2. Reduce physical footprint. Department stores will have to shrink their footprint either by closing more locations or by making those locations smaller and filling them with a tightly edited range of products that cannot procured anywhere else.
3. Understand that off price is not a savior. Department stores must accept the fact that discounting is not a long-term solution. The report points out that in the first quarter of the current fiscal year, comparable sales of HBC Off Price – the off-price division of Hudson’s Bay Company which includes Saks Off Fifth and Gilt Group – decreased 6.8 percent.
4. Embrace the concession model. American stores only dabble with this model, which has shown tremendous success internationally. Concessions – or shops in shops – allow brands to better control the customer experience. B of F points out that Le Bon Marche in Paris does this well, as does Selfridges.
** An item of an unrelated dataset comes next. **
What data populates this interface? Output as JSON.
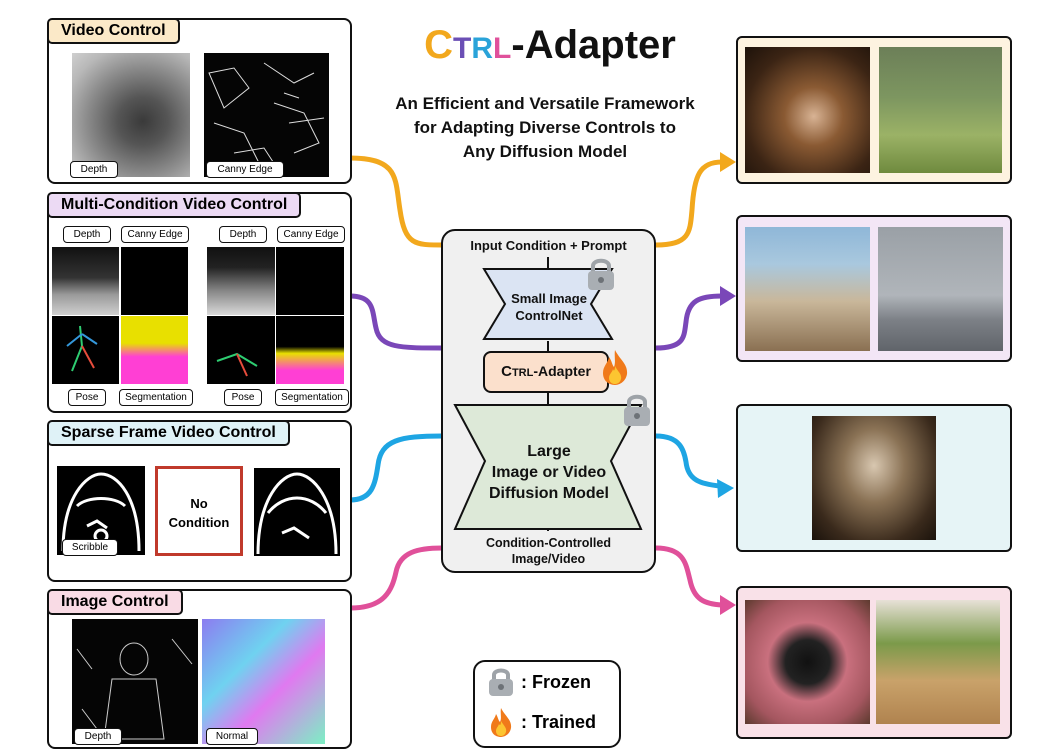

It is interesting to note that Ralph Lauren also announced that it expanded its “high ROI concession network” in the past year.
One wonders whether the term department store is still viable. So many departments are no longer important in the stores; it seems to me that one should call them specialty retailers and specialty chains. Each specialty chain must have a focus on a specific customer and curate its merchandise to that specific profile. It may be that the same specialty chain has a different focus in different stores to accommodate what the customer in that market wants. It could be that some locations are more Hispanic (as Walmart has found out) or other locations more Asian and have preferences for smaller sized clothes.
In this post-pandemic period in the United States, we have an opportunity to witness the reawakening of good merchandising, directly dealing with loyal customers and generating real excitement in stores. We can learn, and we must act.